Del Rio P, Bezer L, Palladino S, Arcuri M F, Iotti E, Sianesi M
Department of Surgical Science, University of Parma, Italy.
G Chir. 2010 Apr;31(4):155-8.
Mininvasive surgical techniques have been proposed to treat the patients affected by parathyroid adenoma starting by endoscopically-assisted parathyroidectomy up to video-assisted and radio-guided approaches.
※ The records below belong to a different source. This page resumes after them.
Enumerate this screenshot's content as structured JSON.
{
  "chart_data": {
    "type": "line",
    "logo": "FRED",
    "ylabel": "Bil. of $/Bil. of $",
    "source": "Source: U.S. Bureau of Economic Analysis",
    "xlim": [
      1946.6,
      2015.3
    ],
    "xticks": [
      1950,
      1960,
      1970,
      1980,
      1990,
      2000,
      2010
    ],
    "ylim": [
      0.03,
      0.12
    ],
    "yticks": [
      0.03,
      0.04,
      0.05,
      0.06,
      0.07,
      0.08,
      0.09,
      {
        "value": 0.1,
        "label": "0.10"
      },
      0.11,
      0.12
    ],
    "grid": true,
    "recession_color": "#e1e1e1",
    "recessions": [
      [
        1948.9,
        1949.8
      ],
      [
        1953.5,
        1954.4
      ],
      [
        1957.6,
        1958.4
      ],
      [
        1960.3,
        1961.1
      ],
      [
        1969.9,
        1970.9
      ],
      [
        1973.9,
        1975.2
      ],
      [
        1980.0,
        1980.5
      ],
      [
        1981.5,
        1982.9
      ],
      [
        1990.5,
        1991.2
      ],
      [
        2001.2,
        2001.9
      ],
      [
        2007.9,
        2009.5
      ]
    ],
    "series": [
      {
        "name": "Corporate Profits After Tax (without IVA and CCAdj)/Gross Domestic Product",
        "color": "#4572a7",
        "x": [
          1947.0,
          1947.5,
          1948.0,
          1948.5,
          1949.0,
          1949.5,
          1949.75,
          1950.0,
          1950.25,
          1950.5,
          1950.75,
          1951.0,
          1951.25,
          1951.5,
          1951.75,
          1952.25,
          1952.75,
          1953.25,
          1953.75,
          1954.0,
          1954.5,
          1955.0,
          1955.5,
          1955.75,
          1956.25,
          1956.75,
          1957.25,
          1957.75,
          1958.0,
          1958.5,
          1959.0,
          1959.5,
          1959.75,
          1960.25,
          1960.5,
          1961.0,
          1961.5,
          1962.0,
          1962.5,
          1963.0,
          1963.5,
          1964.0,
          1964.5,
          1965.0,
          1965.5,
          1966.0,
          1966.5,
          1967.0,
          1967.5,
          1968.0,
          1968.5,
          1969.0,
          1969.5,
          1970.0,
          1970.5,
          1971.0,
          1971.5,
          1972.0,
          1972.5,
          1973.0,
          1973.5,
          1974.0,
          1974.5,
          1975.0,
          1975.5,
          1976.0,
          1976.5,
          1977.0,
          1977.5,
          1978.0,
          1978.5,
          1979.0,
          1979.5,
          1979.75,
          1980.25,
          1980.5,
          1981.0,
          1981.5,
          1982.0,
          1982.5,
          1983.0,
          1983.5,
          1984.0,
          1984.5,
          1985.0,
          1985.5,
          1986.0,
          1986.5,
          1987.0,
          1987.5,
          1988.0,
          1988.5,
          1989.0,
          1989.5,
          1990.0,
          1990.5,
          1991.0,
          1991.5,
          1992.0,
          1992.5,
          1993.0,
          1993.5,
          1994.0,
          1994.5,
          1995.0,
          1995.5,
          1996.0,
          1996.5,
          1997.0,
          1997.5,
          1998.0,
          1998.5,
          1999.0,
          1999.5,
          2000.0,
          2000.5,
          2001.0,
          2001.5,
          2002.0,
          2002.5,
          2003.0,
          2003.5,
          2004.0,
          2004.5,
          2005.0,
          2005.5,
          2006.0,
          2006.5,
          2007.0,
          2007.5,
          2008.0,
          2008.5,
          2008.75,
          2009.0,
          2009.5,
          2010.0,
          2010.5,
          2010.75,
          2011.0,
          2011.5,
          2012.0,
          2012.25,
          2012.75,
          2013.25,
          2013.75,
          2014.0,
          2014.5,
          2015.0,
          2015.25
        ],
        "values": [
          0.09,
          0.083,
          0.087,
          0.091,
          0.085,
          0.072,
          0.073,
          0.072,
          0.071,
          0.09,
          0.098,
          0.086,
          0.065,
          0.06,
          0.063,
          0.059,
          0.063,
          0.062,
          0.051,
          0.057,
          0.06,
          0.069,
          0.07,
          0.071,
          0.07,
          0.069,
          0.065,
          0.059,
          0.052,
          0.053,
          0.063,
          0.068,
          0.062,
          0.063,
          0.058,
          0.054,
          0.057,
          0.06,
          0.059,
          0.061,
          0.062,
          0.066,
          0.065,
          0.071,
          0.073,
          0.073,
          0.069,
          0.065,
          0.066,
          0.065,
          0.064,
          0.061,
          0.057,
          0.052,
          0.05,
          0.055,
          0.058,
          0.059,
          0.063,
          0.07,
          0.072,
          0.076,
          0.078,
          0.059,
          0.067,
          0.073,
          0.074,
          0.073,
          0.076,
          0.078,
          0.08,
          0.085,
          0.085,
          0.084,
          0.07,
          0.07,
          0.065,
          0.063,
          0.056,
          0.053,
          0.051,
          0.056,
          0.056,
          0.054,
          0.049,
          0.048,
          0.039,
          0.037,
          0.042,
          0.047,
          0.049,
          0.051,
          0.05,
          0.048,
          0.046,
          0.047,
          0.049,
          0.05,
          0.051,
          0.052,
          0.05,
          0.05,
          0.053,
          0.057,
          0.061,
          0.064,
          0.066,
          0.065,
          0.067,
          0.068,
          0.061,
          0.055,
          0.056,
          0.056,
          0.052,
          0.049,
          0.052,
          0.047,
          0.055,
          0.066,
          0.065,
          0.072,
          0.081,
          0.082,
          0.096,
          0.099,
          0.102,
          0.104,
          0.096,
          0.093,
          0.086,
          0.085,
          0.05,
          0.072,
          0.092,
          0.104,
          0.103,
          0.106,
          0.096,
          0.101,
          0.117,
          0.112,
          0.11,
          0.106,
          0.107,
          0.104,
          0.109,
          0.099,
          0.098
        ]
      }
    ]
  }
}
Our technique, minimally invasive video-assisted parathyroidectomy (MIVAP), in accord with Miccoli's technique, has been introduced in our center since 2006 after extensive experience with MIVAT (minimally invasive videoassisted thyroidectomy). From September 2006 to October 2008 we performed 32 MIVAP on 32 patients, 21 female and 11 males with a mean age of 53.4 years (range 25-77) affected by parathyroid adenoma. Patients have been divided in two groups in chronological order: Group A included the first 15 patients, Group B the second ones.
Mean operative time from incision to skin closure has been 47.4+/-14.2 minutes for group A and 34+/-10.3 minutes for group B (p<0.01). Postoperative pain, scored from 0 to 10 evaluated at time 0 and after 24 hours from the procedure, has been of 2.6+/-0.5 and 1.4+/-0.5 in group A (p<0.001) while in group B of 2.58+/-0.51 and 1.16+/-0.38 (p<0.001) respectively. The difference in postoperative pain was not significant between the two groups and the pain was controlled by the administration of paracetamol 1 g. On the other side, the comparison between postoperative pain in patients operated via traditional bilateral cervical exploration and MIVAP (2.61+/-0.5 vs 3.55+/-0.51 and 1.38+/-0.5 vs 2.16+/-0.61 at 0 and 24 hours respectively), was statistically significant (p<0.001) and in favour of MIVAP.
We showed a shorter operative time between the A group and B group. 15 cases are sufficient as good learning curve if the surgeon is experienced in videoassisted neck procedure. The postoperative pain is lower in videoassisted procedure than cervical bilateral approach.
已经提出了微创外科技术来治疗甲状旁腺腺瘤患者,从内镜辅助甲状旁腺切除术到视频辅助和放射性引导方法。
自2006年以来,在积累了丰富的MIVAT(微创视频辅助甲状腺切除术)经验后,我们中心引入了与米科利技术一致的我们的技术,即微创视频辅助甲状旁腺切除术(MIVAP)。从2006年9月至2008年10月,我们对32例受甲状旁腺腺瘤影响的患者进行了32例MIVAP手术,其中女性21例,男性11例,平均年龄53.4岁(范围25 - 77岁)。患者按时间顺序分为两组:A组包括前15例患者,B组为后15例患者。
A组从切口到皮肤缝合的平均手术时间为47.4±14.2分钟,B组为34±10.3分钟(p<0.01)。在手术结束时0小时和术后24小时评估的术后疼痛,A组分别为2.6±0.5和1.4±0.5(p<0.001),而B组分别为2.58±0.51和1.16±0.38(p<0.001)。两组之间术后疼痛差异不显著,通过给予1克对乙酰氨基酚可控制疼痛。另一方面,经传统双侧颈部探查手术的患者与MIVAP患者术后疼痛的比较(分别在0小时和24小时时为2.61±0.5 vs 3.55±0.51和1.38±0.5 vs 2.16±0.61)具有统计学意义(p<0.001),且有利于MIVAP。
我们发现A组和B组之间手术时间更短。如果外科医生有视频辅助颈部手术的经验,15例病例就足以形成良好的学习曲线。视频辅助手术的术后疼痛低于颈部双侧手术。